16.1 Exposure of the blood to a source of tissue factor.
16.2 Sudden exposure of blood to triggers such as tissue factor generates intravascular coagulation leading to increased fibrin formation within the vessels. Loss of localisation mechanisms leads to systemic activation of coagulation and fibrin formation is not restricted to the surface of activated platelets at a site of vessel injury. Excessive thrombin generation can overwhelm regulatory systems and consume regulatory molecules. Elevated PAI-1 suppresses fibrinolysis leading to failure to effectively clear intravascular fibrin thrombi. Multiple circulating fibrin clots in the circulation ineffectively cleared by plasmin, results in thrombosis. Fibrin clots can entrap platelets to become larger clots which lodge in the microcirculation and lead to organ damage and failure. Red blood cells passing through the fibrin meshwork in the microvasculature can be sheared by the fibrin strands, resulting in haemolysis arising from fragmentation of the cells. If the excessive, unregulated activation of coagulation continues unabated, production of coagulation factors in the liver is ultimately unable to compensate for their consumption and levels begin to decline. Platelets are consumed beyond the ability to compensate. Bleeding ensues.

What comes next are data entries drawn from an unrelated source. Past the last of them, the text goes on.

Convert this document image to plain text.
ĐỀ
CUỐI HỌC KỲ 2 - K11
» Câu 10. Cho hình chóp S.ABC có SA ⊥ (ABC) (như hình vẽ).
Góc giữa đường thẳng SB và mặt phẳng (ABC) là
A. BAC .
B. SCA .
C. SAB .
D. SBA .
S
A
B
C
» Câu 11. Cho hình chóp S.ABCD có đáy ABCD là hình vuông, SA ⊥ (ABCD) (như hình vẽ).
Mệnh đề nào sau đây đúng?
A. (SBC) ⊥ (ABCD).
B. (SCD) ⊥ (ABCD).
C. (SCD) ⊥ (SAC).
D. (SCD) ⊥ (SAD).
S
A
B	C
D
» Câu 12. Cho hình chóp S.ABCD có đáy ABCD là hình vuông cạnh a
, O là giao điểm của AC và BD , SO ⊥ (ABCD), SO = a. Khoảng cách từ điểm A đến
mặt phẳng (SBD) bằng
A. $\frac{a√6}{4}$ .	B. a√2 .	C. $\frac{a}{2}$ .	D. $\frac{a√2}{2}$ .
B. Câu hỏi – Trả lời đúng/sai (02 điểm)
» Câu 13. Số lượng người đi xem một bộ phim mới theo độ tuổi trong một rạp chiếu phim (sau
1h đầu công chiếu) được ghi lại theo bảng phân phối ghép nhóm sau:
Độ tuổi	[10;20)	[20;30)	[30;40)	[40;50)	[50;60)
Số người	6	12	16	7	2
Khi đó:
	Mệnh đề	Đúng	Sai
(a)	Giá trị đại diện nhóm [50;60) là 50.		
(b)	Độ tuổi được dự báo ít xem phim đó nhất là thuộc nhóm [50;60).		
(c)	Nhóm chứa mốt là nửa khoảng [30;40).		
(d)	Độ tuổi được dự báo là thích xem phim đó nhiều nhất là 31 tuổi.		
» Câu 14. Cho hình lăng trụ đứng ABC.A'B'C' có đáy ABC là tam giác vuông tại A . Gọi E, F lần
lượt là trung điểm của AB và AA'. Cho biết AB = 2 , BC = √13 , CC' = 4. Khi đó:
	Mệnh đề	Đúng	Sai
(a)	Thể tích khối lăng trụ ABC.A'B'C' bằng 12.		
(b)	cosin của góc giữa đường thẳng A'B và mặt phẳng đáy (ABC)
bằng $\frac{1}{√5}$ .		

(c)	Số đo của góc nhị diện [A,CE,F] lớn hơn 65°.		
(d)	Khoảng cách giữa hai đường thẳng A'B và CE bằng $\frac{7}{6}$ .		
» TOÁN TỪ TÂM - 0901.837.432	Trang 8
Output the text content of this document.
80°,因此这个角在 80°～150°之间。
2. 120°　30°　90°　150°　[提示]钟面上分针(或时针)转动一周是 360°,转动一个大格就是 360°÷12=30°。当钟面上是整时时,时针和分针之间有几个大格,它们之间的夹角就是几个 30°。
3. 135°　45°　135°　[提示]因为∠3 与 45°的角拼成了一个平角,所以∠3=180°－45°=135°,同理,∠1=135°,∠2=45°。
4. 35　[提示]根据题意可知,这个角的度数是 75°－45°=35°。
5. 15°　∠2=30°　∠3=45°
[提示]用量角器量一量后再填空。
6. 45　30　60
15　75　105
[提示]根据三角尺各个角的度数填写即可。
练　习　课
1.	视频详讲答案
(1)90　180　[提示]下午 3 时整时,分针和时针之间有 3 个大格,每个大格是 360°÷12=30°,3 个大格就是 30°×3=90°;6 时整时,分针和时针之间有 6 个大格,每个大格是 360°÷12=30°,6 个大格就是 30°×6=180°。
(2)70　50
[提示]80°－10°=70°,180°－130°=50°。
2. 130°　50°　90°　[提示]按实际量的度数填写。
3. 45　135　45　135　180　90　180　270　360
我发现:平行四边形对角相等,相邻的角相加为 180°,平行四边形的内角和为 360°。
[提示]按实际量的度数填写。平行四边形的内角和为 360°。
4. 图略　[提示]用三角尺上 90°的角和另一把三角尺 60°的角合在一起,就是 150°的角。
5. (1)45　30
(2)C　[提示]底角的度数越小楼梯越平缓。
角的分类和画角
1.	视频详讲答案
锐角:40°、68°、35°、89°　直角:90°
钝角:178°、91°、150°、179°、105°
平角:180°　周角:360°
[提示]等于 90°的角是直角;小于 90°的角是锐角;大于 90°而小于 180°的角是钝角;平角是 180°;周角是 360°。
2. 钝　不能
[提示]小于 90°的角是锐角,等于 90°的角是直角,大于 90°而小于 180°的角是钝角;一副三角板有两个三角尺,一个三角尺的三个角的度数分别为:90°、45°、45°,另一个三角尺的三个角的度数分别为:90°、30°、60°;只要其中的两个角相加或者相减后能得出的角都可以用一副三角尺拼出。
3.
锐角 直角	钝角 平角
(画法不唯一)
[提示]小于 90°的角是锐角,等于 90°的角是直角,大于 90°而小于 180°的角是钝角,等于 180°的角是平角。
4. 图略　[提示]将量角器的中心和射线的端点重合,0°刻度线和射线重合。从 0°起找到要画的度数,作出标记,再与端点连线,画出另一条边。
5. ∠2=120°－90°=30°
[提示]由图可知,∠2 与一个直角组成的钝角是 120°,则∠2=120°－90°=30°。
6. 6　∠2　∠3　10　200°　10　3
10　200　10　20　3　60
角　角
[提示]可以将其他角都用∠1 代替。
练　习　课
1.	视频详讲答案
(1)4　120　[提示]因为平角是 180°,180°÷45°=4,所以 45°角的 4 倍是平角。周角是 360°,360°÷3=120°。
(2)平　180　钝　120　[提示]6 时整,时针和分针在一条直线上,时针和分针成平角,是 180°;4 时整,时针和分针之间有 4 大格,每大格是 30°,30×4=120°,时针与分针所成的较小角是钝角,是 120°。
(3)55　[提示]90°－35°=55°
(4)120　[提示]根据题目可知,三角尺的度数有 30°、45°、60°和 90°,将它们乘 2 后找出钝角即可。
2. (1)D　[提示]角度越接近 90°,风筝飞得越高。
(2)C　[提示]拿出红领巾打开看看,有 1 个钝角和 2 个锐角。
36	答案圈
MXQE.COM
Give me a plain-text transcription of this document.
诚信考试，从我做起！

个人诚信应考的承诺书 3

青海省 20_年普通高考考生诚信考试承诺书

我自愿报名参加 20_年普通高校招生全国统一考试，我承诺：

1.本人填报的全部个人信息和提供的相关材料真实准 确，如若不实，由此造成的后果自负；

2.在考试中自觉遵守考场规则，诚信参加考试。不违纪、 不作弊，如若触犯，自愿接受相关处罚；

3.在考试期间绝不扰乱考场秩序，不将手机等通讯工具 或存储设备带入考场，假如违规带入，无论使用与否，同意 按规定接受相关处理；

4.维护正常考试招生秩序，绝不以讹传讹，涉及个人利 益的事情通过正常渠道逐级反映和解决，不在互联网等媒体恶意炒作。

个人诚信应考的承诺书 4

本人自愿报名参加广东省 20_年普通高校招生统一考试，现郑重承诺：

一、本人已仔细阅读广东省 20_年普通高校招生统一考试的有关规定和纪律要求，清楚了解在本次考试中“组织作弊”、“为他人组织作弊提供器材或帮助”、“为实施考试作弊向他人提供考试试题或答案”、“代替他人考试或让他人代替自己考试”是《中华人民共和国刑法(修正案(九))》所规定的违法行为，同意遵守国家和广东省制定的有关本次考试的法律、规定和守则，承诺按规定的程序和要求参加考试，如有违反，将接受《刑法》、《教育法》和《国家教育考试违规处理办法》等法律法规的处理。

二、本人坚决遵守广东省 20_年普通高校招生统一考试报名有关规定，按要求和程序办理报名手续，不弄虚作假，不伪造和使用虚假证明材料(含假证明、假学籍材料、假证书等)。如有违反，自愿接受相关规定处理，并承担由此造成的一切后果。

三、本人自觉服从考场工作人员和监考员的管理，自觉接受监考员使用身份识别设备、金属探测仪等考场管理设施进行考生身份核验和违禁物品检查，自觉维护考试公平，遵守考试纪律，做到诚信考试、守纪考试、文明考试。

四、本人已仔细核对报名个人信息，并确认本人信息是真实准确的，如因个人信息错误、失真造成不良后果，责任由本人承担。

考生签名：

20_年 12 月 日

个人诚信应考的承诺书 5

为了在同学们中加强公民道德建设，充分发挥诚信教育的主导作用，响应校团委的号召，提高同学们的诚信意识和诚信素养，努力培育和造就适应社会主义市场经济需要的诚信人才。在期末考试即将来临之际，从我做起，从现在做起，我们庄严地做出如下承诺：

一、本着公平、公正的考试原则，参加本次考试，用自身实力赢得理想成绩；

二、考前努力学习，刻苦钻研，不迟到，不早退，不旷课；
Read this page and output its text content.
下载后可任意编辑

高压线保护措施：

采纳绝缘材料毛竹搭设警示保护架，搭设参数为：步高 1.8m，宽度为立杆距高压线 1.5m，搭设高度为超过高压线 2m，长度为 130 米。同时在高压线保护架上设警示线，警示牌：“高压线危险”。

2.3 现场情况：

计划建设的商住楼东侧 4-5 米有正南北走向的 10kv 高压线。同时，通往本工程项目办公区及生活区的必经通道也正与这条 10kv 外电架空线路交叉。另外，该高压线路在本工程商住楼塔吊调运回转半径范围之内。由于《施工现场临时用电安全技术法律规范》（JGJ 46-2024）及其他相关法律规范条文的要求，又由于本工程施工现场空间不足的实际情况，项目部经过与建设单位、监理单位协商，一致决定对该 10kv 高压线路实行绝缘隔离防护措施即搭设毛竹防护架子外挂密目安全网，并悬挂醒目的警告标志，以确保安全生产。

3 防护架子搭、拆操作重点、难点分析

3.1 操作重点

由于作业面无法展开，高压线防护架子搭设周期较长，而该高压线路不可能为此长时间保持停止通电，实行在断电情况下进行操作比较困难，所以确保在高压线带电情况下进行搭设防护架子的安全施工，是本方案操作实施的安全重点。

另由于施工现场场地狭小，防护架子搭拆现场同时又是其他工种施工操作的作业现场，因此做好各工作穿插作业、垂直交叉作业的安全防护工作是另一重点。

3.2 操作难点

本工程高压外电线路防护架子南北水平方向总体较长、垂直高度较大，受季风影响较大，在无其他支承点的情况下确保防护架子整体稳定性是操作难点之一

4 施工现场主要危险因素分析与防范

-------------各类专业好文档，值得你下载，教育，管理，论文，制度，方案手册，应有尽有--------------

16.3 Acute DIC occurs suddenly in response to sudden exposure of blood to tissue factor and bleeding is the predominant haemostatic symptom. Chronic DIC involves long term, lower level exposure to tissue factor where clotting occurs but progression to bleeding does not.
16.4 PT, APTT, fibrinogen, D-dimers, platelet count.
16.5 Reduced production, splenic sequestration, immune-mediated accelerated destruction, consumption in DIC.
16.6 Reduced functioning of the protein-producing liver cells, the hepatocytes.
16.7 Early VKDB manifests within the first 24 hours of life and arises from maternal ingestion of substances that cross the placenta and interfere with vitamin K metabolism. Classic VKDB manifests within a week of birth, bleeding sites can be gastrointestinal, skin and mucous membranes arises in breastfed infants who have not received prophylactic vitamin K, and may also be related to maternal drug usage. Late VKDB manifests within 2 weeks - 6 months of birth and occurs in breastfed infants who did not receive vitamin K at birth, cholestatic liver disease, cystic fibrosis, coeliac disease and deficiency of α1-antitrypsin.
16.8 Fibrinogen, FII, FV, FX.
16.9 Hypothermia, acidosis, dilutional coagulopathy, increased fibrinolysis, reduced fibrinogen, impaired platelet function.
16.10 Fragile blood vessels.
16.11 Hereditary TTP is a congenital deficiency of ADAMTS13 due to reduced synthesis or secretion. Acquired TTP reduces ADAMTS13 due to the presence of antibodies that inhibit function or induce increased clearance of ADAMTS13.
16.12 There are hereditary and acquired forms of both TTP and HUS. Both forms of TTP result from ADAMTS13 deficiency, whilst acquired HUS arises from toxin-induced damage but hereditary HUS arises from deficiency of complement factor H. Both TTP and HUS involve non-immune platelet destruction. Both TTP and HUS give rise to thrombosis and microangiopathic haemolytic anaemia.